La cour d’appel de Douai, statuant le 13 mars 2024, examine les conséquences d’une promesse d’embauche signée puis délaissée. Un salarié, précédemment en contrat à durée déterminée, s’est vu remettre un document intitulé promesse d’embauche pour un CDI. L’employeur ayant refusé d’honorer cet engagement, le salarié saisit les prud’hommes. La juridiction du fond reconnaît l’existence d’un licenciement sans cause réelle et sérieuse. L’employeur forme un pourvoi en cassation. La Haute juridiction rejette le pourvoi et confirme la qualification de licenciement, tout en révisant le quantum de l’indemnisation accordée.
La qualification contractuelle de la promesse signée
La force probante de l’écrit signé. La cour fonde sa décision sur l’existence d’un document écrit et signé par les deux parties. Ce document, explicitement intitulé promesse d’embauche, comporte tous les éléments essentiels du contrat de travail. « Que le document stipule que la collaboration des parties se poursuivrait au-delà du contrat de travail à durée déterminée conclu précédemment » (Motifs). Il précise le poste, la rémunération et la date d’effet. La signature confère à cet écrit une force probante décisive, en faisant un engagement contractuel parfait.
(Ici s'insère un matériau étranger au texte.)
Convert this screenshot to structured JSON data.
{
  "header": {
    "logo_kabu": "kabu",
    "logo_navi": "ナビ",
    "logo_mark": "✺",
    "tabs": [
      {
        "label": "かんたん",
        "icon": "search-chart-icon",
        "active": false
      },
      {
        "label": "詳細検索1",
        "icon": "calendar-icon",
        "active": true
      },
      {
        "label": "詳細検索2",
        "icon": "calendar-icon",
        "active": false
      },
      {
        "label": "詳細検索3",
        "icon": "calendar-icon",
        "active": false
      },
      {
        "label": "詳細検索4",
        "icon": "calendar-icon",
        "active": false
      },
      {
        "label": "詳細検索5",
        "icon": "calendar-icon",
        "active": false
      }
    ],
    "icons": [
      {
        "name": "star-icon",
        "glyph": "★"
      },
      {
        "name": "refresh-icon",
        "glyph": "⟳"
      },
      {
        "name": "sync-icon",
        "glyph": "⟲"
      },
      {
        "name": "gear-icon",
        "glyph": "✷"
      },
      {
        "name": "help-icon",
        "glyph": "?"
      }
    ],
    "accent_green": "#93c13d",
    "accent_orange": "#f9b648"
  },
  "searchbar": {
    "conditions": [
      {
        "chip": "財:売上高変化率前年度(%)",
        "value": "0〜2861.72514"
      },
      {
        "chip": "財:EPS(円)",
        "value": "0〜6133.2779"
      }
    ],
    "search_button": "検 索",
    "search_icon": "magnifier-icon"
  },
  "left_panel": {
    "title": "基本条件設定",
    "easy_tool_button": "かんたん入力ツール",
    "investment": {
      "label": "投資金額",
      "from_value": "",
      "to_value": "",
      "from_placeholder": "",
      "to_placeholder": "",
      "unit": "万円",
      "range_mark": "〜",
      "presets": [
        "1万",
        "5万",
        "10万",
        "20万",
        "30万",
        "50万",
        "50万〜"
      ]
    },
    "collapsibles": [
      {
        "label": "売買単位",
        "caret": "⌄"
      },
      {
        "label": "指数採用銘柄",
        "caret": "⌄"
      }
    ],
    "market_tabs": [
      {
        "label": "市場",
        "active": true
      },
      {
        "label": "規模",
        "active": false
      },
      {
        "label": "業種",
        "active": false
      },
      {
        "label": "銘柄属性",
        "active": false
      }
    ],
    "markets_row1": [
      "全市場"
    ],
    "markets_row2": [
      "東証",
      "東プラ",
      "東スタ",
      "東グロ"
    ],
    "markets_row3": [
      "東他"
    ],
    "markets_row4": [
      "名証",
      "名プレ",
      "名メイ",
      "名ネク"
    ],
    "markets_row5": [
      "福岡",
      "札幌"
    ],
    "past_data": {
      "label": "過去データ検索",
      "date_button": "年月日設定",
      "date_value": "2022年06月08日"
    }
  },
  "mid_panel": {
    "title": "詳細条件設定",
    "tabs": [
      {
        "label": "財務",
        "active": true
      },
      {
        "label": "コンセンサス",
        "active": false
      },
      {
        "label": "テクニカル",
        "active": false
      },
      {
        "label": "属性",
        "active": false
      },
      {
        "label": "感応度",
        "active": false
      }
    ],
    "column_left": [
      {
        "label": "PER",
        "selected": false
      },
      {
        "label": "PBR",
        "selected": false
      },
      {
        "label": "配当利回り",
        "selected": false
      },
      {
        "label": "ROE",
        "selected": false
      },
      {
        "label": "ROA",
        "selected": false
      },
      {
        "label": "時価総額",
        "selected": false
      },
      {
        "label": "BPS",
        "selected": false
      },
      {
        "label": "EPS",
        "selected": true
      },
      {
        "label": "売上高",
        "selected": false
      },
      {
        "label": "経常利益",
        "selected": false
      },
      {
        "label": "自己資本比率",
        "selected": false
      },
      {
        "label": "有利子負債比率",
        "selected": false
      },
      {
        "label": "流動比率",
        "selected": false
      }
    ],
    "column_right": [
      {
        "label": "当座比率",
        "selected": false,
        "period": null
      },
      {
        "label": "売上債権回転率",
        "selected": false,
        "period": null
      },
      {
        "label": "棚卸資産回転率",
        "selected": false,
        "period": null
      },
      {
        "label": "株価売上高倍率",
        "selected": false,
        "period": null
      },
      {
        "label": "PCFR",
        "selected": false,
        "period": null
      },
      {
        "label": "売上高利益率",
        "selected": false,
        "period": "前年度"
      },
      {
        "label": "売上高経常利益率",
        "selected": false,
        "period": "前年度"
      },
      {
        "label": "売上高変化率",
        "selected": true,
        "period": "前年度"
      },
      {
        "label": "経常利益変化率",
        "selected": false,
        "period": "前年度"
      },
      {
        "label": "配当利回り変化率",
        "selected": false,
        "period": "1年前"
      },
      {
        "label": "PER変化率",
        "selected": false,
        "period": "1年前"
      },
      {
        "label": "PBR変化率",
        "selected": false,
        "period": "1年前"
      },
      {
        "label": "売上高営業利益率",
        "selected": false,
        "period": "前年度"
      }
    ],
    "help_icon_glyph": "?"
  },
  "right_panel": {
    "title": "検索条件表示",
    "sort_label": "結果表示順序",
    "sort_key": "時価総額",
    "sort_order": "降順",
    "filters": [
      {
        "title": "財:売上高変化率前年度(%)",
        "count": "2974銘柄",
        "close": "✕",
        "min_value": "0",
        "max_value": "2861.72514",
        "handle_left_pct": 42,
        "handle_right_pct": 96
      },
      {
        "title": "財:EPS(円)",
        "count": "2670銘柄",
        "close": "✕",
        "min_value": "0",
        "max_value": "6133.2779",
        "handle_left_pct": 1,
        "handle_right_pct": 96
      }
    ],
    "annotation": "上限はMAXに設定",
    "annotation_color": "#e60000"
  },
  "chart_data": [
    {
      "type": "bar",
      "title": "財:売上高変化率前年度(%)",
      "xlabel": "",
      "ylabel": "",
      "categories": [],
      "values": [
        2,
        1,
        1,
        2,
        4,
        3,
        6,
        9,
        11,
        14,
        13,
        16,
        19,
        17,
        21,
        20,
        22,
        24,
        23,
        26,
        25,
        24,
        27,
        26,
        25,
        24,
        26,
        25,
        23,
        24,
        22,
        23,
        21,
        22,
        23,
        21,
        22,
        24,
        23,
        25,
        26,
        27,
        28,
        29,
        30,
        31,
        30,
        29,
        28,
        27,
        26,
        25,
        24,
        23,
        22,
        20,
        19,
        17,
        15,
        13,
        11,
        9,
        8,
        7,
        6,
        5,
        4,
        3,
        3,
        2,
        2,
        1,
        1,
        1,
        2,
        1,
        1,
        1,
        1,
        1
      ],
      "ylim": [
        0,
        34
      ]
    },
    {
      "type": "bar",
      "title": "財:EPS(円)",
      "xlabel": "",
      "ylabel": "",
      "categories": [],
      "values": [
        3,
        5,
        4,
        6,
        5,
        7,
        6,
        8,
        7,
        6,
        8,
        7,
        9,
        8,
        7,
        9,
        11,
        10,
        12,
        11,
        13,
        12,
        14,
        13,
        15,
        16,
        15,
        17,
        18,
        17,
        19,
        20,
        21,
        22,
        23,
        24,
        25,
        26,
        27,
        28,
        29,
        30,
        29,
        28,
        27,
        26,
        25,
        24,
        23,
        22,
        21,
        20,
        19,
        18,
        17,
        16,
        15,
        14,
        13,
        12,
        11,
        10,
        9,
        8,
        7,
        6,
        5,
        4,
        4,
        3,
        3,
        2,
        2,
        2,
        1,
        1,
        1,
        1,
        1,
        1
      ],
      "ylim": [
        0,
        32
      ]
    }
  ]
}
L’échec des moyens de preuve contraires. L’employeur tente de démontrer une intention différente, invoquant des SMS et un témoignage. La cour écarte ces éléments, jugés insuffisants pour renverser la présomption de sincérité de l’acte écrit. « Que l’on ne saurait tirer de conséquences du témoignage produits par Monsieur [S], dont la sincérité la déclaration peut être mise en cause en raison du lien de subordination » (Motifs). La portée de cette analyse est essentielle. Elle réaffirme la primauté de l’écrit signé dans la formation du contrat de travail, protégeant ainsi la sécurité juridique des engagements.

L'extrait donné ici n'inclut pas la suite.